HP meldet Gewinn im Rahmen der Erwartungen

Bei HP standen heute eigentlich keine Überraschungen auf der Agenda. Nach der Bekanntgabe der vorläufigen Zahlen und des Abgangs von Konzernchef Mark Hurd vor zwei Wochen war eigentlich schon alles klar. Dennoch konnte HP sogar Zahlen melden, die leicht über den vorläufigen Zahlen ausfielen. Der Umsatz stieg um 11 Prozent auf 30,7 Mrd. Dollar. Der Nettogewinn verbesserte sich um 6 Prozent auf auf 1,8 Mrd. Dollar. Das bereinigte EPS wurde wie erwartet mit 1,08 Dollar angegeben.
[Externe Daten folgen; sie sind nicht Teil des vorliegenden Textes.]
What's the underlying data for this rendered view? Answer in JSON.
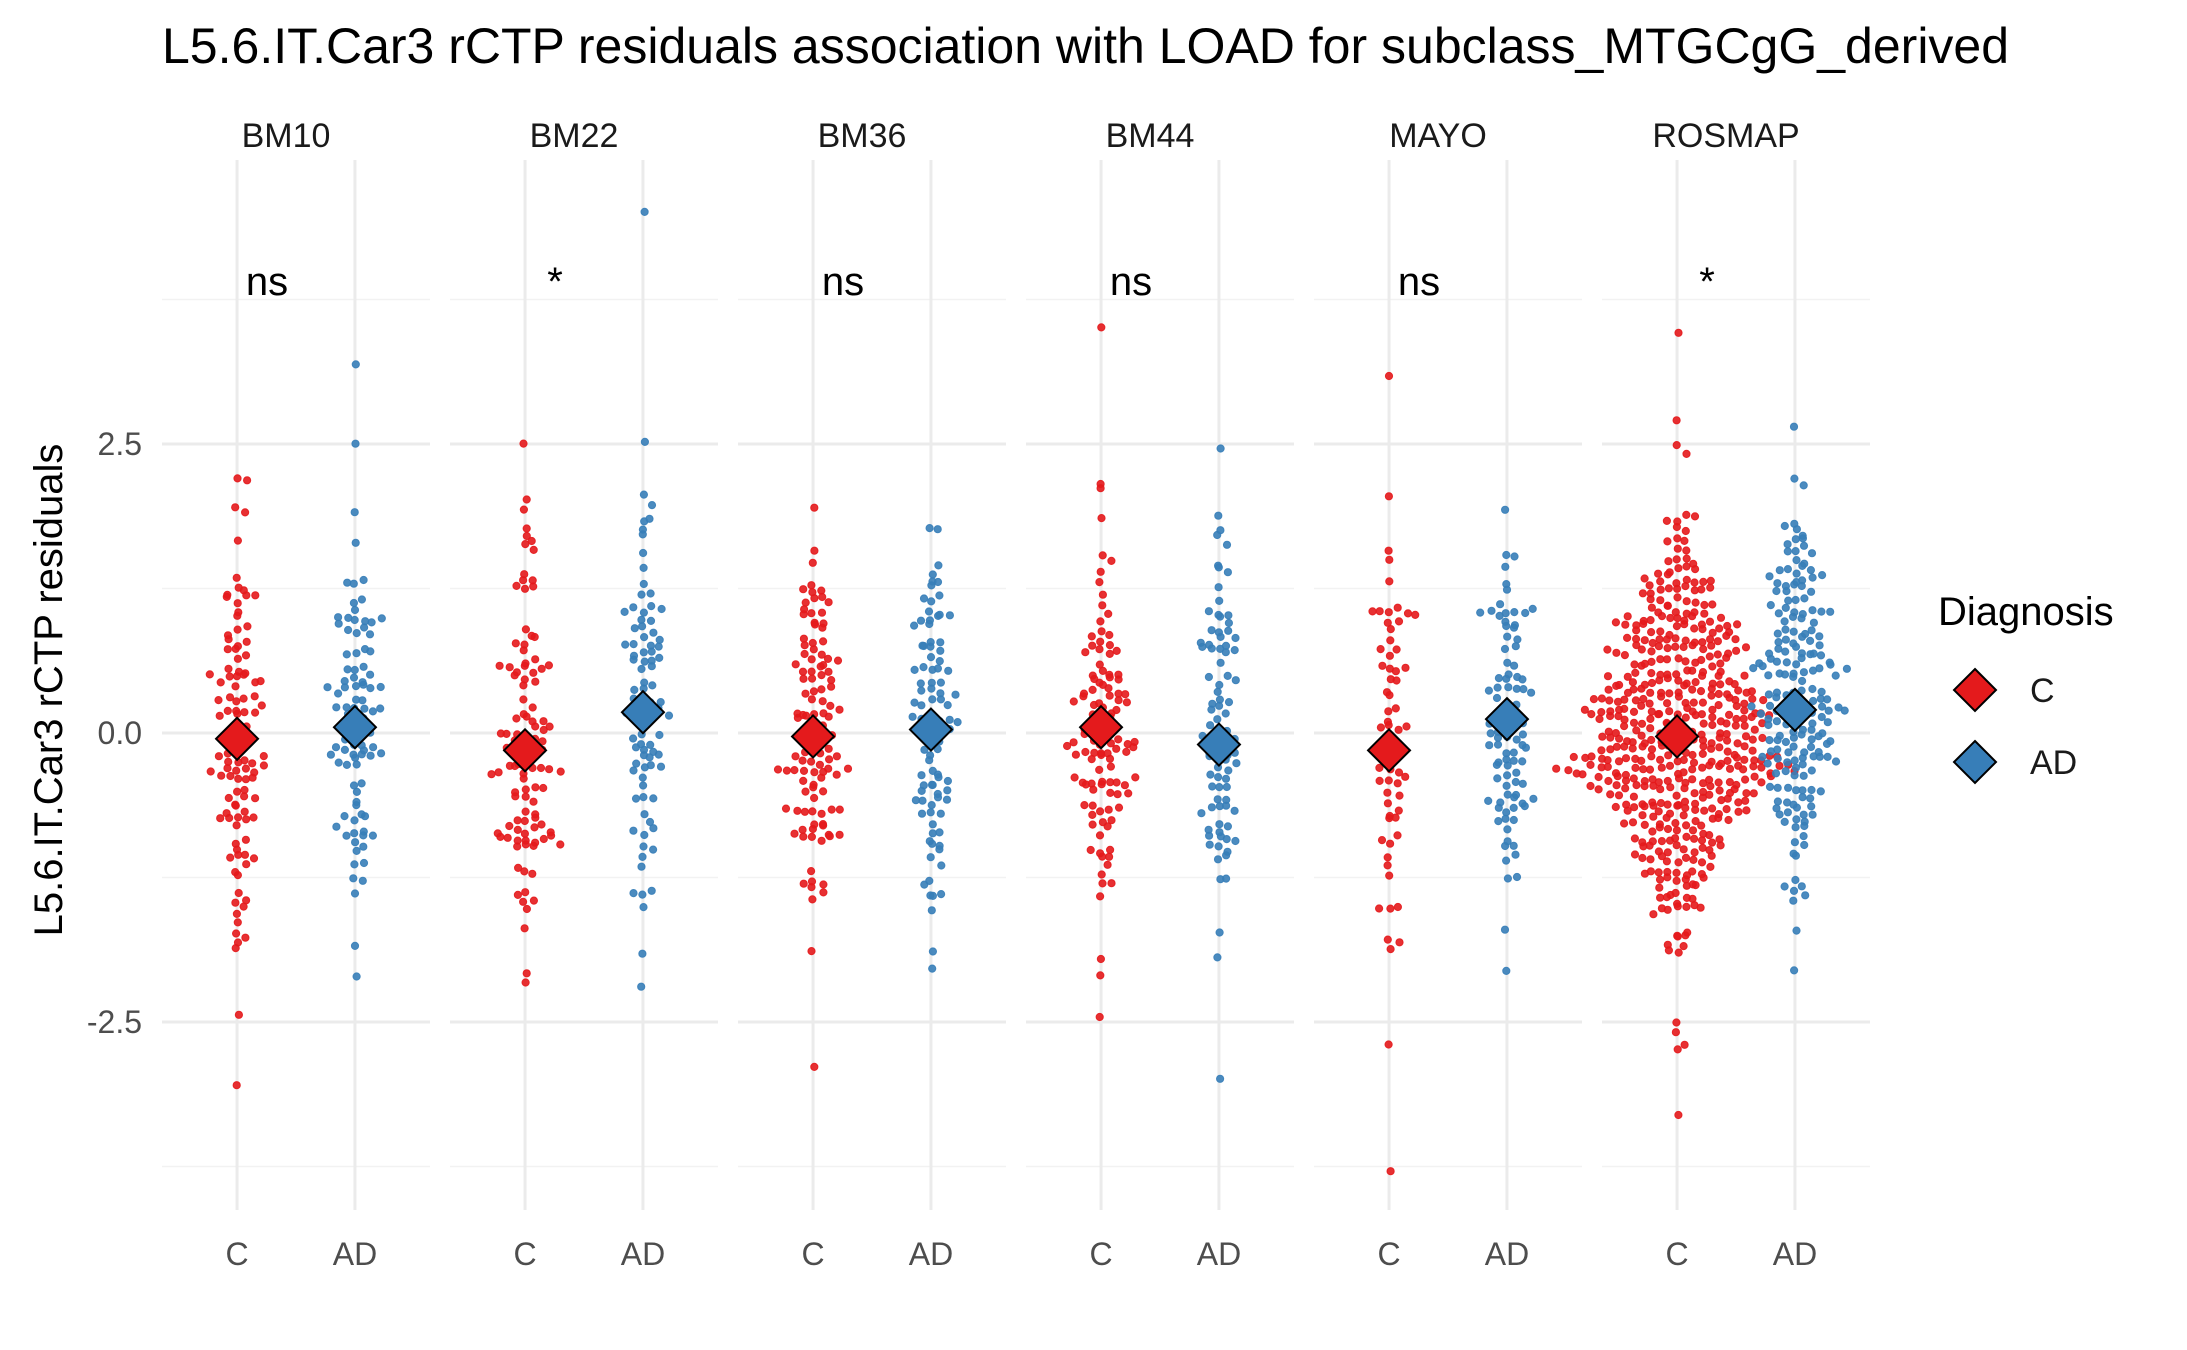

Im Schlusssquartal will HP nun ein bereinigtes EPS von 1,25 bis 1,27 Dollar bei einem Umsatz von 32,5 bis 32,7 Mrd. Dollar erzielen. Auch hier keine Überraschungen. Erst mit einer klaren Lage bei der Unternehmensführung dürften die Anleger wieder Vertrauen in HP gewinnen. Heute schloss die HP-Aktie bei 40,76 Dollar und verlor nachbörslich weiter.